Ce modèle est une représentation du passage argumentatif selon 1) une composante positive “Donnée – Loi de passage et Support – Conclusion », et une composante négative “Modal – Réfutation”. La première établit une proposition, la seconde précise ses conditions de réfutation, faisant entendre la voix d’un « challlenger ». L’argumentation est ainsi définie comme un raisonnement par défaut.

1. Structure du dialogue et du monologue argumentatif prototypique

Pour Toulmin, le monologue polyphonique suivant est un discours argumentatif élémentaire typique complet ([1958], p. 99)

Harry est né aux Bermudes ; or les gens qui sont nés aux Bermudes sont en général citoyens britanniques, en vertu des lois et décrets sur la nationalité britannique ; donc Harry est probablement citoyen britannique ; à moins que ses parents n’aient été étrangers, ou qu’il n’ait changé de nationalité.

La représentation conceptuelle de ce passage est donnée sous forme d’un schéma, articulant six composantes fonctionnelles.

Structure du passage

 

Cette structure combine deux composantes, faisant entendre deux voix :

Une composante positive, qui justifie une Conclusion (Claim) par une Donnée (Data), appuyée sur des principes généraux de généralité croissante, la Loi de passage (Warrant) et son Support (Backing).

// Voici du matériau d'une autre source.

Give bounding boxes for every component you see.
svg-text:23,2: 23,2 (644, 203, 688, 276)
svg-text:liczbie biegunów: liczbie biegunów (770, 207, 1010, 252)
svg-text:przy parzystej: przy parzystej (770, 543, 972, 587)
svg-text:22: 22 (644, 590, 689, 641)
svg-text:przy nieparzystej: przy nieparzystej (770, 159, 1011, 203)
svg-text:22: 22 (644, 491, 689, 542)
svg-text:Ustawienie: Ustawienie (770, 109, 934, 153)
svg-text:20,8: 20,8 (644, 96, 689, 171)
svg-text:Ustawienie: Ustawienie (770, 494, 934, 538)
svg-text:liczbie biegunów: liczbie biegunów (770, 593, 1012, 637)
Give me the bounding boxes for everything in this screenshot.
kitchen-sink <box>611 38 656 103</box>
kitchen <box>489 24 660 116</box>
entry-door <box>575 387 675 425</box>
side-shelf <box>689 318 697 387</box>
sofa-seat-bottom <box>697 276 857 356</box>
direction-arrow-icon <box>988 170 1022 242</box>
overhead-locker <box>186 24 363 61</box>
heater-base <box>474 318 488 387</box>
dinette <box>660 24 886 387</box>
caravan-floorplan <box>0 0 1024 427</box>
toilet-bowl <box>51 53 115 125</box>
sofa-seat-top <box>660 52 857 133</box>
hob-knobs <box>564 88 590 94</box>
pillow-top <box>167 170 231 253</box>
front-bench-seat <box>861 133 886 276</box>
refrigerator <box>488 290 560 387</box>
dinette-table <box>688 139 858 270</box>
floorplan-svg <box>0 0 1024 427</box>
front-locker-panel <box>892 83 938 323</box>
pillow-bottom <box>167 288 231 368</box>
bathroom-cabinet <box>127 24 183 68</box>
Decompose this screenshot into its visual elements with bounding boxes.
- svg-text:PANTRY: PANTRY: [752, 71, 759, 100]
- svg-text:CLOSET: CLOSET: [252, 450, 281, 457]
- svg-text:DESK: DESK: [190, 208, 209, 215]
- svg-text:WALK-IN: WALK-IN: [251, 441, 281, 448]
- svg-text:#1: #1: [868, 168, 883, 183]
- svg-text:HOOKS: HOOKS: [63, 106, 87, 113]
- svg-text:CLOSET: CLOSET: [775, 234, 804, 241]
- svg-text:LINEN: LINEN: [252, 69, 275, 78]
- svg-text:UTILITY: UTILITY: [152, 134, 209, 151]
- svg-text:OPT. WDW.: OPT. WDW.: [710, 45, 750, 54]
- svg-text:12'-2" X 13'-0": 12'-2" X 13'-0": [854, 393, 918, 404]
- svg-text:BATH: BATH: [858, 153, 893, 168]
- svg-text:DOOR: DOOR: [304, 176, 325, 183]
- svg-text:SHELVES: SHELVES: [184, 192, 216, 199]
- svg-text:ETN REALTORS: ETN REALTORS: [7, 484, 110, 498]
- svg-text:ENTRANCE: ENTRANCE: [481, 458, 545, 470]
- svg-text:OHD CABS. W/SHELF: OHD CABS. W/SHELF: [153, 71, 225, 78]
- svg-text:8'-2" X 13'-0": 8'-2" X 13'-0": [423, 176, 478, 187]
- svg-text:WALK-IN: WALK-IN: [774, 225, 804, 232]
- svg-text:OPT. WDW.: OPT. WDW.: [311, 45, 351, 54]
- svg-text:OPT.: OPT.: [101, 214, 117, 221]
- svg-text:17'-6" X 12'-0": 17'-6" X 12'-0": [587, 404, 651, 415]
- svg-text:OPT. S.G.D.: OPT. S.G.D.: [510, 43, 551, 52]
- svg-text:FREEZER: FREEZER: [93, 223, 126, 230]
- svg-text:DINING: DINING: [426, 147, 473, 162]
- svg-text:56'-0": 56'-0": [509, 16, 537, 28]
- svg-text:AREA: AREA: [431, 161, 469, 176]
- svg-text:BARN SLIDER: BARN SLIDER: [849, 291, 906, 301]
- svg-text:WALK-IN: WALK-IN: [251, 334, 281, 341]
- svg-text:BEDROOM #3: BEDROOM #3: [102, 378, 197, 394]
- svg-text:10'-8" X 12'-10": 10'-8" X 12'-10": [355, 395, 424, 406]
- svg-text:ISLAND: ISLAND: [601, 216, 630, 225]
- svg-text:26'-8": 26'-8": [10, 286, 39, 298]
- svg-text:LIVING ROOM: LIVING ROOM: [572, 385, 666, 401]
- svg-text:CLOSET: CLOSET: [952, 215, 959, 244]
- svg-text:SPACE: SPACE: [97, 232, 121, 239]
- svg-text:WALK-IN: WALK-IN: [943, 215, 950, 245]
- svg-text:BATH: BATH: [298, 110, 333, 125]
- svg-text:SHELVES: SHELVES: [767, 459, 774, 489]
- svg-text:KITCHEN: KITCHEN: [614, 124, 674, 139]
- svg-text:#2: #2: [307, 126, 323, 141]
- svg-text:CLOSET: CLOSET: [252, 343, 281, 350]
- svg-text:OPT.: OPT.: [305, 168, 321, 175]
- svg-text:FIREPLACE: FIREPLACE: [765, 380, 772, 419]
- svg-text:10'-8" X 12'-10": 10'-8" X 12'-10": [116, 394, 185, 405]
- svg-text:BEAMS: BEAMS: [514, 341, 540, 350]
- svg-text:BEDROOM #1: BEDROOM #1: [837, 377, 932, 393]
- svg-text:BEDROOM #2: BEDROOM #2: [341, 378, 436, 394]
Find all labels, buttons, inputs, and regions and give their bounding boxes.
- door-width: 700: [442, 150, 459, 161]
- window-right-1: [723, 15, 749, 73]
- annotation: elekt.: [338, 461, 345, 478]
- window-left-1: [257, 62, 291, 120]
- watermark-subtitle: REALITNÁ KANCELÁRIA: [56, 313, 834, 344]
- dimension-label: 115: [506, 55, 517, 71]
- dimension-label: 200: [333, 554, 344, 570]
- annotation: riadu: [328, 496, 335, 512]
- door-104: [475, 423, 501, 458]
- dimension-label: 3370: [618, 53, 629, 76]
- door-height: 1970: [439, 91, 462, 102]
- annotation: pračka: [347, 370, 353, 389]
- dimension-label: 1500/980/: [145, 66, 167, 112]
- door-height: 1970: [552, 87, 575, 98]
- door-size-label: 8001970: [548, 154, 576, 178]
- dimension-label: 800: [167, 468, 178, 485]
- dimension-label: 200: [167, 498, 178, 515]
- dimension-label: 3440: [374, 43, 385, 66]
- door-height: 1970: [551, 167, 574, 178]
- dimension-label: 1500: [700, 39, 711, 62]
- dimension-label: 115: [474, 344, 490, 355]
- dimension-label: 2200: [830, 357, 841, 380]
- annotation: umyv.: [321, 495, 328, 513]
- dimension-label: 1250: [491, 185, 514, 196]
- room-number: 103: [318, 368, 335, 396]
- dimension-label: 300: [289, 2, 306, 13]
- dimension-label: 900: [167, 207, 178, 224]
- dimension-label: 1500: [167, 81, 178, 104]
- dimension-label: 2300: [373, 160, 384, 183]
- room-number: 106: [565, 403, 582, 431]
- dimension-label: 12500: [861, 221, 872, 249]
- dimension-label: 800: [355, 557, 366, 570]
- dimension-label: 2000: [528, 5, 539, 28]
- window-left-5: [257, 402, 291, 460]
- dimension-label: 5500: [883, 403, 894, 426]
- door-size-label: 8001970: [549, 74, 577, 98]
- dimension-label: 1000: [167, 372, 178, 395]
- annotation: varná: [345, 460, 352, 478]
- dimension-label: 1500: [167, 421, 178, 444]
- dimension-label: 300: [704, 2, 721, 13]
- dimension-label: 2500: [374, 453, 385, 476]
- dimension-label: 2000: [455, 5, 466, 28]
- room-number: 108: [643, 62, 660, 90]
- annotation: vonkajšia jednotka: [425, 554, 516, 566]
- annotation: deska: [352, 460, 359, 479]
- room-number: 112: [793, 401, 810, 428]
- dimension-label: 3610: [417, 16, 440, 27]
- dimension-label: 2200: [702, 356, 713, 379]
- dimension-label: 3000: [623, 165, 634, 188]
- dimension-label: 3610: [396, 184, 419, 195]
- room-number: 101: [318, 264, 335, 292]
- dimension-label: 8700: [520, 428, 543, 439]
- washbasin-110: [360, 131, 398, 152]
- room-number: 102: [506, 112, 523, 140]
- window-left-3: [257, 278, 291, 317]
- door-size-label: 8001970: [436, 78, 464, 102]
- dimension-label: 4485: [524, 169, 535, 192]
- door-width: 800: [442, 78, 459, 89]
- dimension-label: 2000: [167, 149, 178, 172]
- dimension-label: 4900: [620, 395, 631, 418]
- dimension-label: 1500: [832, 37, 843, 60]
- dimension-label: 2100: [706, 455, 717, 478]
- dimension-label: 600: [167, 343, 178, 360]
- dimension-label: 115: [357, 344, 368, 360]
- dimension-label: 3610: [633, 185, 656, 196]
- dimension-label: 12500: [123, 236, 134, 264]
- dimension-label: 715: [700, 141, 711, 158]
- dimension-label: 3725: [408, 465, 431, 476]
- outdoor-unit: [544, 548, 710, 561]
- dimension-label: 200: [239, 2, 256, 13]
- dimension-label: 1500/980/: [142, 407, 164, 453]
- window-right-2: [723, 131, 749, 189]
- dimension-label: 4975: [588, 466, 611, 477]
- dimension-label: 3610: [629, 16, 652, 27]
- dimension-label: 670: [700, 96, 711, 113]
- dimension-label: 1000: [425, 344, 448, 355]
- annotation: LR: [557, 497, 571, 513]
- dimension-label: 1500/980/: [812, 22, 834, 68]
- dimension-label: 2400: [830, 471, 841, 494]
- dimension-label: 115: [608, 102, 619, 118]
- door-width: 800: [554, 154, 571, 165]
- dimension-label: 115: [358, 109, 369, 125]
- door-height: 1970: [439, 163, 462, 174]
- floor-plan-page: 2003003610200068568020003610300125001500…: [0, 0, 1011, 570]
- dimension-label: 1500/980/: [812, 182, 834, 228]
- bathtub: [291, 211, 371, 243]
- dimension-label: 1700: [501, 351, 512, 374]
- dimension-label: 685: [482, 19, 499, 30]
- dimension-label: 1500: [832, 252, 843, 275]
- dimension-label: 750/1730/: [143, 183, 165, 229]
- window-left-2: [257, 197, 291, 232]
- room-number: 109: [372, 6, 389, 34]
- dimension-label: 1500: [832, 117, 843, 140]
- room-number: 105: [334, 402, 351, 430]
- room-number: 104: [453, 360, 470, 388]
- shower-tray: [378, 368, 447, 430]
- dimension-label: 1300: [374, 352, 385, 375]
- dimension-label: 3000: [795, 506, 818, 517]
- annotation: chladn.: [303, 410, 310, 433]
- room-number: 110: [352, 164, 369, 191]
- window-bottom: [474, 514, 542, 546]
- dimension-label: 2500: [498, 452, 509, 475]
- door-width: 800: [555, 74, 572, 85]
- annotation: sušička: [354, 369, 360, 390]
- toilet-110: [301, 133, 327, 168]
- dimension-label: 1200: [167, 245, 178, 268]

Une composante négative, attachant à la conclusion un Modalisateur (Qualifier) pointant vers les conditions de Réfutation (Rebuttal) du raisonnement positif.

2. Une lecture dialogale

Ce monologue peut être rejoué comme un dialogue argumentatif prototypique, à partir d’une question d’enquête, et se développant sous la pression exercée par un tiers, le challenger.

1) Issue, Question

— Quelle est la nationalité de Harry ?

2) Claim, Conclusion

Une assertion exprimant une position (C, Claim)

Harry est sujet britannique (ibid., p. 99).

Le terme anglais claim désigne « une revendication [demand] de quelque chose que l’on considère, à tort ou à raison, comme son dû » (Webster, Claim), on le traduit par “conclusion”. Il signifie également “affirmation, demande, revendication” de quelque chose dans un contexte de contestation « to lay claim to sth : [+ position, throne] “prétendre à qch. [+ land, right, title], revendiquer qch. » (Collins, Claim).

Le modèle de Toulmin fonctionne dans une situation de dissensus, comme le montre l’intervention suivante, mettant en scène une voix qui refuse de ratifier la conclusion positive sur la base de sa seule affirmation.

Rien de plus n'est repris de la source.